I admittedly took some issue with how these cookbooks portray the role of women in America, and with the lack of male voices in the discussion.

“In Jewish-style cookery, more so than in most other cuisines, recipes have been handed down for countless generations from mother to daughter,” reads the introduction to “The Art of Jewish Cooking” by Jennie Grossinger from 1995.

“Deal Delights,” a Sephardic cookbook compiled from such gatherings as women’s associations and PTA sales in 1980 Deal, New Jersey, also annoyed me, though I recognized that the act of writing and publishing probably gave these women a voice.

Image by YIVO Institute of Jewish Research and Center for Jewish History

Overall, the exhibit exudes a motherly, matriarchal feel given that only one man authors a book, and it’s with his wife – though of course the Proctor & Gamble cookbook feels masculine. However, many of the taglines and undertones of the books undercut female power by instructing proper behavior and duties expected of a young woman living throughout the 20th century, even those published during second wave feminism. These guidebooks were written for and targeted to women to be passed down to their daughters, which goes to show how society connects women and the kitchen. Even when I called my father later to confirm the Crisco story, he couldn’t recall what his mother made with it or how she used it, as if he was never a part of the process. Of course, this is also indicative of the 1960s suburban era he grew up in, where he hadn’t yet experienced fluid gender roles.

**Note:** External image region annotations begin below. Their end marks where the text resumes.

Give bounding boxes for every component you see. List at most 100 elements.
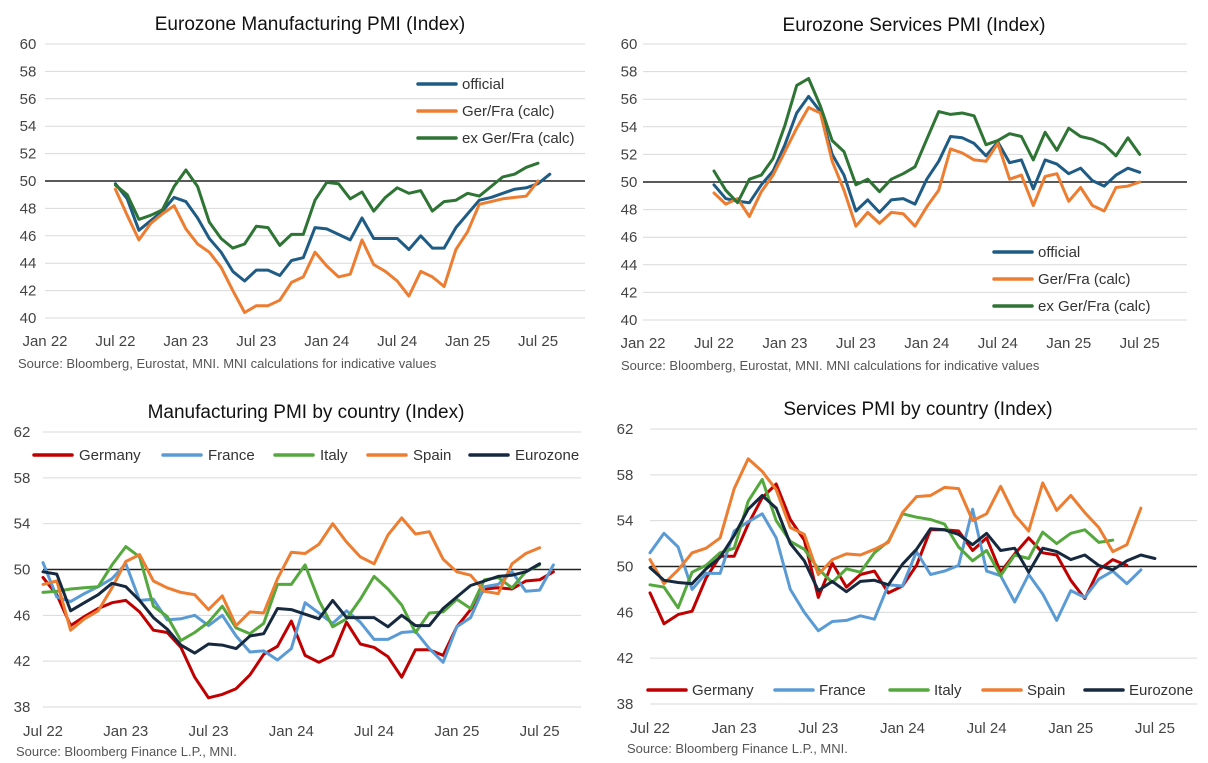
y-tick-label: 42	[617, 650, 634, 667]
y-tick-label: 54	[621, 119, 638, 136]
x-tick-label: Jan 25	[1046, 335, 1091, 352]
y-tick-label: 60	[621, 36, 638, 53]
legend-item-italy: Italy	[888, 682, 962, 699]
y-tick-label: 50	[14, 562, 31, 579]
legend-label: Italy	[320, 447, 348, 464]
legend-item-ex-ger-fra-calc: ex Ger/Fra (calc)	[992, 298, 1151, 315]
legend-label: Spain	[1027, 682, 1065, 699]
y-tick-label: 56	[621, 91, 638, 108]
legend-label: Eurozone	[515, 447, 579, 464]
source-note: Source: Bloomberg, Eurostat, MNI. MNI ca…	[621, 358, 1040, 373]
x-tick-label: Jan 23	[103, 723, 148, 740]
legend-label: Eurozone	[1129, 682, 1193, 699]
x-tick-label: Jan 22	[22, 333, 67, 350]
x-tick-label: Jan 24	[304, 333, 349, 350]
y-tick-label: 40	[20, 310, 37, 327]
x-tick-label: Jan 24	[904, 335, 949, 352]
chart-title: Manufacturing PMI by country (Index)	[148, 402, 465, 423]
y-tick-label: 52	[621, 146, 638, 163]
series-line-ex-ger-fra-calc	[113, 161, 540, 250]
x-tick-label: Jul 22	[694, 335, 734, 352]
y-tick-label: 58	[621, 64, 638, 81]
y-tick-label: 60	[20, 36, 37, 53]
y-tick-label: 52	[20, 146, 37, 163]
x-tick-label: Jul 22	[630, 720, 670, 737]
y-tick-label: 58	[14, 470, 31, 487]
chart-manufacturing-pmi-by-country: Manufacturing PMI by country (Index) 38 4…	[14, 402, 581, 759]
legend-item-france: France	[773, 682, 866, 699]
legend-label: Spain	[413, 447, 451, 464]
series-line-spain	[648, 457, 1143, 586]
chart-title: Services PMI by country (Index)	[783, 399, 1052, 420]
x-tick-label: Jul 23	[798, 720, 838, 737]
y-tick-label: 38	[14, 699, 31, 716]
series-line-france	[41, 561, 555, 664]
x-tick-label: Jan 24	[880, 720, 925, 737]
series-line-official	[113, 172, 552, 283]
legend-item-official: official	[416, 76, 504, 93]
chart-services-pmi-by-country: Services PMI by country (Index) 38 42 46 50…	[617, 399, 1197, 756]
legend-item-germany: Germany	[32, 447, 141, 464]
x-tick-label: Jan 25	[434, 723, 479, 740]
x-tick-label: Jul 25	[1120, 335, 1160, 352]
source-note: Source: Bloomberg Finance L.P., MNI.	[627, 741, 848, 756]
legend-label: France	[819, 682, 866, 699]
y-tick-label: 46	[617, 604, 634, 621]
y-tick-label: 44	[621, 257, 638, 274]
y-tick-label: 54	[20, 118, 37, 135]
y-tick-label: 42	[14, 653, 31, 670]
x-tick-label: Jul 25	[518, 333, 558, 350]
source-note: Source: Bloomberg Finance L.P., MNI.	[16, 744, 237, 759]
y-tick-label: 56	[20, 91, 37, 108]
legend-item-germany: Germany	[646, 682, 754, 699]
y-tick-label: 46	[621, 229, 638, 246]
legend-label: ex Ger/Fra (calc)	[1038, 298, 1151, 315]
y-tick-label: 54	[14, 516, 31, 533]
legend-label: Germany	[692, 682, 754, 699]
chart-title: Eurozone Services PMI (Index)	[783, 15, 1046, 36]
y-tick-label: 42	[621, 284, 638, 301]
x-tick-label: Jan 23	[762, 335, 807, 352]
x-tick-label: Jan 24	[269, 723, 314, 740]
series-line-italy	[648, 477, 1115, 610]
legend-label: official	[1038, 244, 1080, 261]
x-tick-label: Jul 24	[354, 723, 394, 740]
y-tick-label: 50	[621, 174, 638, 191]
x-tick-label: Jul 24	[967, 720, 1007, 737]
legend-item-ger-fra-calc: Ger/Fra (calc)	[416, 103, 555, 120]
x-tick-label: Jul 24	[978, 335, 1018, 352]
x-tick-label: Jan 25	[1048, 720, 1093, 737]
legend: official Ger/Fra (calc) ex Ger/Fra (calc)	[416, 76, 575, 147]
series-line-germany	[41, 570, 555, 700]
x-tick-label: Jul 24	[377, 333, 417, 350]
legend: official Ger/Fra (calc) ex Ger/Fra (calc)	[992, 244, 1151, 315]
x-tick-label: Jan 25	[445, 333, 490, 350]
y-tick-label: 38	[617, 696, 634, 713]
y-tick-label: 62	[14, 424, 31, 441]
legend-label: ex Ger/Fra (calc)	[462, 130, 575, 147]
legend-item-official: official	[992, 244, 1080, 261]
legend-item-eurozone: Eurozone	[468, 447, 579, 464]
y-tick-label: 48	[20, 200, 37, 217]
y-tick-label: 46	[20, 228, 37, 245]
legend-label: Ger/Fra (calc)	[1038, 271, 1131, 288]
legend-item-eurozone: Eurozone	[1083, 682, 1193, 699]
y-tick-label: 50	[617, 559, 634, 576]
x-tick-label: Jan 23	[163, 333, 208, 350]
legend-item-italy: Italy	[273, 447, 348, 464]
legend: Germany France Italy Spain Eurozone	[32, 447, 579, 464]
series-line-italy	[41, 545, 542, 642]
x-tick-label: Jul 23	[189, 723, 229, 740]
x-tick-label: Jan 22	[620, 335, 665, 352]
legend-item-france: France	[161, 447, 255, 464]
y-tick-label: 42	[20, 283, 37, 300]
legend-label: Italy	[934, 682, 962, 699]
chart-title: Eurozone Manufacturing PMI (Index)	[155, 14, 466, 35]
legend-item-ex-ger-fra-calc: ex Ger/Fra (calc)	[416, 130, 575, 147]
series-line-spain	[41, 516, 542, 632]
x-tick-label: Jul 22	[23, 723, 63, 740]
y-tick-label: 58	[617, 467, 634, 484]
legend-item-ger-fra-calc: Ger/Fra (calc)	[992, 271, 1131, 288]
x-tick-label: Jul 25	[1135, 720, 1175, 737]
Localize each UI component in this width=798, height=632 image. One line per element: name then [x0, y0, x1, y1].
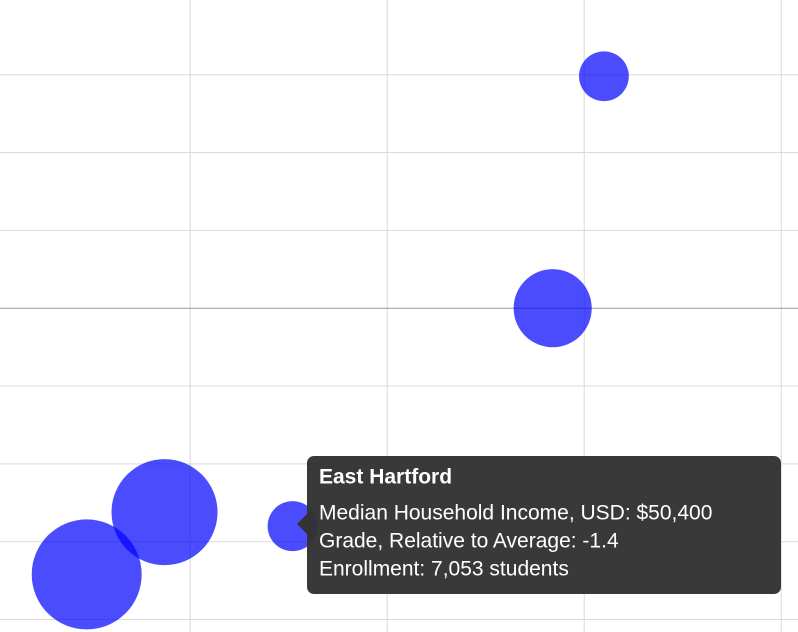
bubble — [267, 501, 318, 552]
tooltip-box — [307, 456, 781, 594]
bubble — [579, 51, 629, 102]
tooltip-title: East Hartford — [319, 466, 452, 489]
tooltip-line: Grade, Relative to Average: -1.4 — [319, 530, 619, 553]
tooltip-line: Median Household Income, USD: $50,400 — [319, 502, 712, 525]
bubble — [513, 269, 592, 348]
bubble — [111, 459, 218, 566]
tooltip: East Hartford Median Household Income, U… — [297, 456, 781, 594]
tooltip-line: Enrollment: 7,053 students — [319, 558, 569, 581]
bubbles — [31, 51, 629, 630]
tooltip-pointer — [297, 513, 308, 535]
bubble — [31, 519, 142, 630]
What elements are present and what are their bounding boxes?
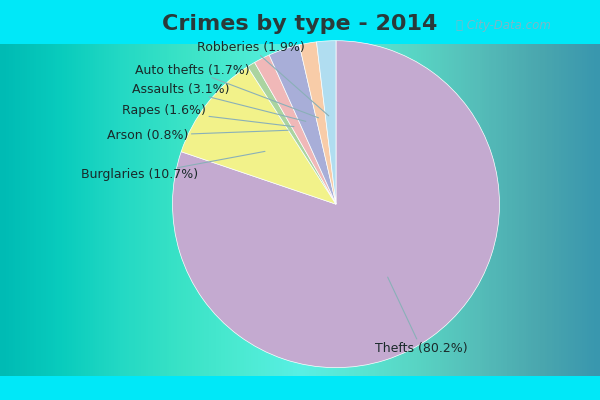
Text: Rapes (1.6%): Rapes (1.6%) — [122, 104, 294, 127]
Text: Auto thefts (1.7%): Auto thefts (1.7%) — [135, 64, 319, 118]
Wedge shape — [181, 67, 336, 204]
Text: Assaults (3.1%): Assaults (3.1%) — [132, 83, 306, 121]
Wedge shape — [248, 62, 336, 204]
Wedge shape — [299, 42, 336, 204]
Wedge shape — [173, 41, 499, 368]
Text: Robberies (1.9%): Robberies (1.9%) — [197, 41, 329, 116]
Wedge shape — [317, 41, 336, 204]
Wedge shape — [269, 45, 336, 204]
Text: Thefts (80.2%): Thefts (80.2%) — [374, 277, 467, 354]
Text: Crimes by type - 2014: Crimes by type - 2014 — [163, 14, 437, 34]
Text: Arson (0.8%): Arson (0.8%) — [107, 129, 288, 142]
Wedge shape — [254, 55, 336, 204]
Text: ⓘ City-Data.com: ⓘ City-Data.com — [456, 19, 551, 32]
Text: Burglaries (10.7%): Burglaries (10.7%) — [81, 151, 265, 181]
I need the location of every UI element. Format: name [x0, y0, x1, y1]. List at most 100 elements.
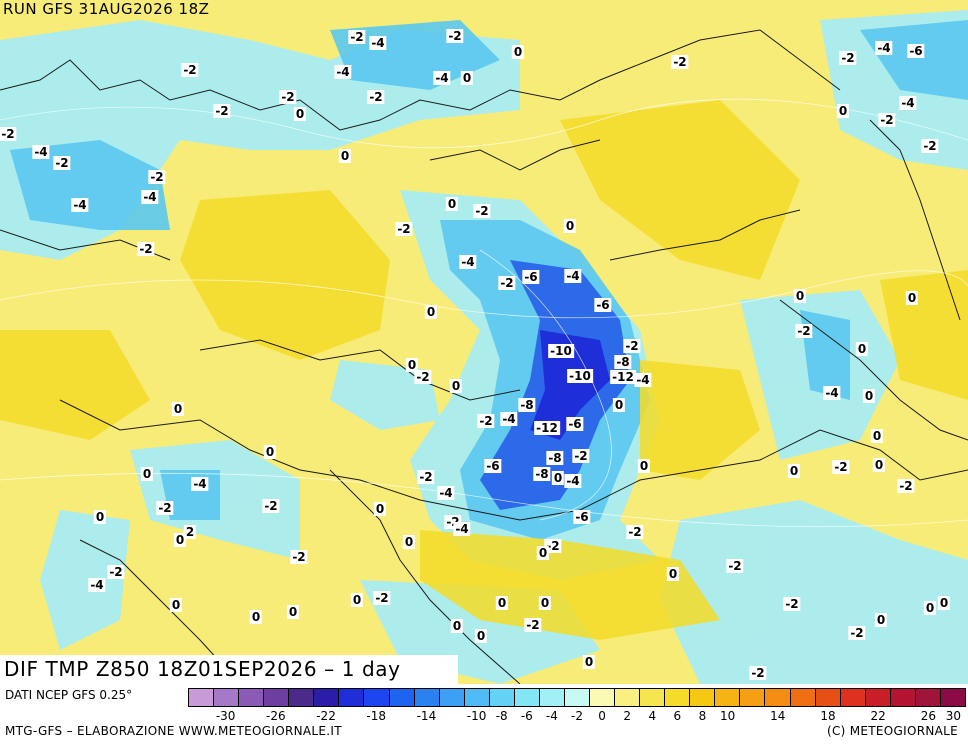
contour-label: 0	[905, 291, 919, 305]
contour-label: -2	[348, 30, 366, 44]
legend-swatch	[890, 689, 916, 706]
contour-label: -2	[498, 276, 516, 290]
legend-swatch	[539, 689, 565, 706]
contour-label: -4	[459, 255, 477, 269]
contour-label: 0	[173, 533, 187, 547]
contour-label: -2	[367, 90, 385, 104]
credits-right: (C) METEOGIORNALE	[826, 724, 958, 738]
legend-swatch	[389, 689, 415, 706]
contour-label: 0	[402, 535, 416, 549]
contour-label: -4	[899, 96, 917, 110]
contour-label: -2	[181, 63, 199, 77]
legend-tick-label: 6	[673, 709, 682, 723]
contour-label: 0	[286, 605, 300, 619]
data-source: DATI NCEP GFS 0.25°	[5, 688, 133, 702]
contour-label: -2	[832, 460, 850, 474]
legend-swatch	[740, 689, 766, 706]
contour-label: 0	[538, 596, 552, 610]
contour-label: -10	[548, 344, 574, 358]
contour-label: -10	[567, 369, 593, 383]
contour-label: -6	[566, 417, 584, 431]
legend-tick-label: -18	[366, 709, 387, 723]
contour-label: 0	[787, 464, 801, 478]
legend-swatch	[464, 689, 490, 706]
contour-label: -6	[594, 298, 612, 312]
contour-label: -4	[369, 36, 387, 50]
contour-label: 0	[872, 458, 886, 472]
contour-label: -2	[395, 222, 413, 236]
temperature-anomaly-map[interactable]: RUN GFS 31AUG2026 18Z -2 -4 -2 0 -2 -4 -4 0 -2 -2…	[0, 0, 968, 684]
contour-label: -4	[88, 578, 106, 592]
contour-label: 0	[350, 593, 364, 607]
contour-label: -6	[573, 510, 591, 524]
legend-swatch	[414, 689, 440, 706]
contour-label: 0	[551, 471, 565, 485]
contour-label: -8	[518, 398, 536, 412]
contour-label: -4	[875, 41, 893, 55]
contour-label: -4	[191, 477, 209, 491]
legend-tick-label: -10	[466, 709, 487, 723]
warm-anomaly-patches	[0, 100, 968, 640]
legend-tick-label: 22	[870, 709, 886, 723]
map-field	[0, 10, 968, 684]
legend-tick-label: 18	[820, 709, 836, 723]
contour-label: 0	[140, 467, 154, 481]
contour-label: -4	[141, 190, 159, 204]
color-legend	[188, 688, 966, 707]
contour-label: -2	[53, 156, 71, 170]
contour-label: -2	[417, 470, 435, 484]
contour-label: 0	[862, 389, 876, 403]
contour-label: -2	[0, 127, 17, 141]
contour-label: 0	[855, 342, 869, 356]
legend-swatch	[690, 689, 716, 706]
legend-tick-label: 0	[598, 709, 606, 723]
legend-swatch	[239, 689, 265, 706]
contour-label: -6	[484, 459, 502, 473]
contour-label: -2	[137, 242, 155, 256]
contour-label: -2	[473, 204, 491, 218]
contour-label: -6	[907, 44, 925, 58]
contour-label: 0	[450, 619, 464, 633]
contour-label: -4	[564, 269, 582, 283]
legend-swatch	[489, 689, 515, 706]
legend-tick-label: 8	[698, 709, 707, 723]
contour-label: 0	[171, 402, 185, 416]
contour-label: -6	[522, 270, 540, 284]
contour-label: -4	[500, 412, 518, 426]
contour-label: -4	[453, 522, 471, 536]
legend-tick-label: 30	[945, 709, 962, 723]
contour-label: -2	[921, 139, 939, 153]
legend-tick-label: 4	[648, 709, 657, 723]
contour-label: 0	[373, 502, 387, 516]
contour-label: -2	[446, 29, 464, 43]
legend-swatch	[815, 689, 841, 706]
contour-label: -2	[795, 324, 813, 338]
contour-label: 0	[93, 510, 107, 524]
contour-label: -4	[823, 386, 841, 400]
contour-label: 0	[923, 601, 937, 615]
legend-swatch	[514, 689, 540, 706]
legend-swatch	[189, 689, 215, 706]
contour-label: -2	[524, 618, 542, 632]
contour-label: -12	[610, 370, 636, 384]
contour-label: 0	[495, 596, 509, 610]
legend-swatch	[564, 689, 590, 706]
legend-tick-label: -2	[571, 709, 583, 723]
legend-tick-label: -14	[416, 709, 437, 723]
contour-label: -2	[623, 339, 641, 353]
legend-tick-label: -8	[495, 709, 508, 723]
legend-swatch	[940, 689, 965, 706]
contour-label: 0	[563, 219, 577, 233]
contour-label: -2	[279, 90, 297, 104]
legend-swatch	[264, 689, 290, 706]
contour-label: 0	[582, 655, 596, 669]
contour-label: -2	[373, 591, 391, 605]
contour-label: -8	[546, 451, 564, 465]
legend-swatch	[765, 689, 791, 706]
contour-label: 0	[424, 305, 438, 319]
contour-label: 0	[449, 379, 463, 393]
contour-label: -2	[414, 370, 432, 384]
legend-swatch	[665, 689, 691, 706]
legend-swatch	[840, 689, 866, 706]
contour-label: -12	[534, 421, 560, 435]
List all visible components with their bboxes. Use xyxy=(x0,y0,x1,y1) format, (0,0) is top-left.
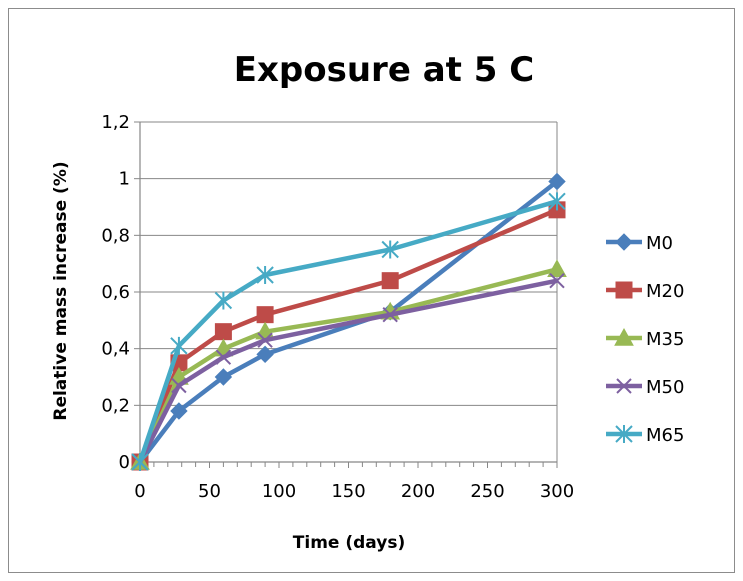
data-point xyxy=(381,272,399,290)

I posed a question to the five partner curators after a guided tour about what the books say of the broader role of Jewish women in the 20th century. They stood in a circle and pow-wowed. I couldn’t help think of a meeting between the five families. They agreed that Victorian ideals shaped these cookbooks, specifically noting that a woman’s job then was to be wife and mother.

My encounter with a male voice during this research came as a nice surprise. As a book scout years ago, Slotnick found a fragile, brown-stained letter tucked inside a 1953 edition of “The Joy of Cooking.” She now keeps it in a plastic sheath behind the counter at her shop and I went to inspect it.

The letter begins, “Dear Florence,” written in all capital letters. It is only dated as “Wednesday.” It goes on for a page to tenderly relay a recipe in prose-like form for gefilte fish and brown potatoes. The writer uses two Rs in “very” and sometimes spells “cook” like “coock,” suggesting that English likely was not the first language. I found it touching.

“Let it cook for about 1 hour than taste. If some more sal ant papper is needed, the whole thing should coock altogether for 2 or 2 ½ hours. You let me know if comes out good,” the author writes about the gefilte fish.

The writing overflows onto the back page and the content suddenly switches to a personal update.

“I think that when I talk to you Thursday night I may tell you that I made the choice which most likely will be Mrs. Katz and if so, I shall marry either April or in the middle of May. I think that the unveiling will take place either March 25 or April 1st. That’s all for now. I was home all day because of the cold weather.”

I looked at the signature and was taken aback.

It is signed “Father.”

Britta Lokting is the Forward’s culture fellow.